By Chibuike Oguh, Samuel Indyk and Danilo Masoni
NEW YORK/LONDON, Feb 3 (Reuters) - A significant selloff among U.S. and European data analytics, professional services and software companies deepened on Tuesday,
with some investors pointing to a recently updated artificial intelligence chatbot by Anthropic as the main culprit.
AI developer Anthropic launched plug-ins for its Claude Cowork agent on Friday that would automate tasks across legal, sales, marketing and data analysis. That move has sparked worries of an impending AI-fueled disruption of the data and professional services industry, which were once seen as major beneficiaries of the AI era, according to traders and analysts.
Toronto-based Thomson Reuters, which owns the Westlaw legal database, slumped by nearly 18%. It is on track for its biggest daily loss on record and lowest close since June 2021.
"I think Anthropic came out with some plug-ins to tackle the legal space," said Mike Archibald, a portfolio manager at AGF Investments in Toronto. "Obviously, that's where Thomson Reuters generates a good chunk of their revenues. Sometimes the market just shoots first and asks questions later."
Thomson Reuters, which is also parent company of Reuters News, is set to report its fourth quarter earnings results on Thursday. Its shares are now down 33% year-to-date after dropping about 22% in 2025.
"Most of the investors we have spoken with recently are overwhelmingly bearish on TRI as the consensus opinion worries that the company will be unable to maintain the same level of growth within its legal segment given increased competition from specialized AI tools," Morgan Stanley analysts led by Toni Kaplan wrote in an investor note.
Britain's RELX and the Netherlands' Wolters Kluwer, both providers of legal analytics services, fell 14% and about 13%, respectively. RELX shares have now almost halved from their peak last February and on Tuesday were set for their biggest drop since 1988. Its dramatic reversal highlights the pressure AI is exerting on Europe's software sector.
Other professional services firms closed sharply lower too. Factset Research fell 10.5%, Morningstar lost 9% and LegalZoom slumped 19.7%. In London, Experian, Sage Group, London Stock Exchange Group and Pearson fell between 6% and 12%. Traders and analysts said investor fear often outweighed company fundamentals.
"The selling pressure in software and data analytics reflects a deepening structural debate, accelerated today by Anthropic's legal automation tool challenging incumbents like RELX," said Schroders analyst Jonathan McMullan. "Investors are aggressively repricing these areas as the historical 'visibility premium' erodes; the speed of AI advancement makes long-term valuations harder to defend, particularly as AI tools allow businesses to do more with fewer staff, threatening the traditional model of charging per software user."
Most large-cap U.S. technology stocks also ended the session lower. Nvidia was down 2.8%, Meta Platforms shed 2.1%, Microsoft dropped 2.9% and Oracle was down 3.4%. The benchmark S&P 500 was down 0.84% while the Nasdaq fell 1.43% to end the session.
ADVERTISING COMPANIES HIT
Advertising companies were also under pressure. New York-based Omnicom was down 11.2% at close, while France's Publicis shares dived over 9% after the company's results.

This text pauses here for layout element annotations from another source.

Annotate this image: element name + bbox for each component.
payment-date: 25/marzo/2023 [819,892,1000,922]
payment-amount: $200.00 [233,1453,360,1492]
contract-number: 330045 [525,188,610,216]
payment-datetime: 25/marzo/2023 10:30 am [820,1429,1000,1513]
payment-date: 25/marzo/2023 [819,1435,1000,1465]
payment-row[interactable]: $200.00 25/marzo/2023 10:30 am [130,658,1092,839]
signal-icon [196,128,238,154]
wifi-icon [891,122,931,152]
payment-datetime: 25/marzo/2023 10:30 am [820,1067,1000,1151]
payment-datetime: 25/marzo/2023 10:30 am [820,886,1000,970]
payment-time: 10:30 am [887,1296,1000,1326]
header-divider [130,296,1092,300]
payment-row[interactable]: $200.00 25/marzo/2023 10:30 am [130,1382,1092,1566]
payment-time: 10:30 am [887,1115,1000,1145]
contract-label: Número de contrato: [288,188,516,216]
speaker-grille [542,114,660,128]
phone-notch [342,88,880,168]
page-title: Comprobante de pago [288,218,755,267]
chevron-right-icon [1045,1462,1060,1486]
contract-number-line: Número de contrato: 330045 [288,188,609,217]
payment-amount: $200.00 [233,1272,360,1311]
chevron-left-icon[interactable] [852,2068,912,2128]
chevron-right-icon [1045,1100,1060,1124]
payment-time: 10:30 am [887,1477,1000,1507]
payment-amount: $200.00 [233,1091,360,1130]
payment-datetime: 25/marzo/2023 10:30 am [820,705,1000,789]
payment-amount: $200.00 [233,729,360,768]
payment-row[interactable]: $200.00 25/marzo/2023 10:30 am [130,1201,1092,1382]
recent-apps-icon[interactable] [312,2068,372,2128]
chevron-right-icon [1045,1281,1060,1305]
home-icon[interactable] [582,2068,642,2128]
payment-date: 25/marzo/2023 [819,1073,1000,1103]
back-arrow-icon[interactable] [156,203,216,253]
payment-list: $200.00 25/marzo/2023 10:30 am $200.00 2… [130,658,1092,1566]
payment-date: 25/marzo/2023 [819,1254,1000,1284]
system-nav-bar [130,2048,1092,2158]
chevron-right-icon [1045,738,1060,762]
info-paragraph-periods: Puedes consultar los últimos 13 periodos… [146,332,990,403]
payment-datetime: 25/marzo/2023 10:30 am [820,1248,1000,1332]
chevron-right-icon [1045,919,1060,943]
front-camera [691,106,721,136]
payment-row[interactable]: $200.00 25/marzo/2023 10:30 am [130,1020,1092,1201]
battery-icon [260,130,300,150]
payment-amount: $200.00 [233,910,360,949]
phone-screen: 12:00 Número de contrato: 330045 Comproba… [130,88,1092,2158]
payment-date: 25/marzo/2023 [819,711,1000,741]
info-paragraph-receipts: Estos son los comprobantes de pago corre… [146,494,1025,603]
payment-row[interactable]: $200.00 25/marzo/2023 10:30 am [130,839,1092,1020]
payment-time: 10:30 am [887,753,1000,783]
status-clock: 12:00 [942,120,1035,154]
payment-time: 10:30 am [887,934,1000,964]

Publicis, the world's largest advertising group by market capitalisation, said it had earmarked approximately 900 million euros ($1.06 billion) for acquisitions in 2026, focusing on AI-powered technologies and data assets.
Other firms that rely heavily on advertising were also hammered, with Pinterest closing the session down 5.6% and Snap falling 8.4%.
"Artificial intelligence is increasingly able to perform exactly the sort of programming and knowledge-based services that underpin these business models, so parts of the sector have been under pressure for some time," said Giuseppe Sersale, fund manager at Anthilia.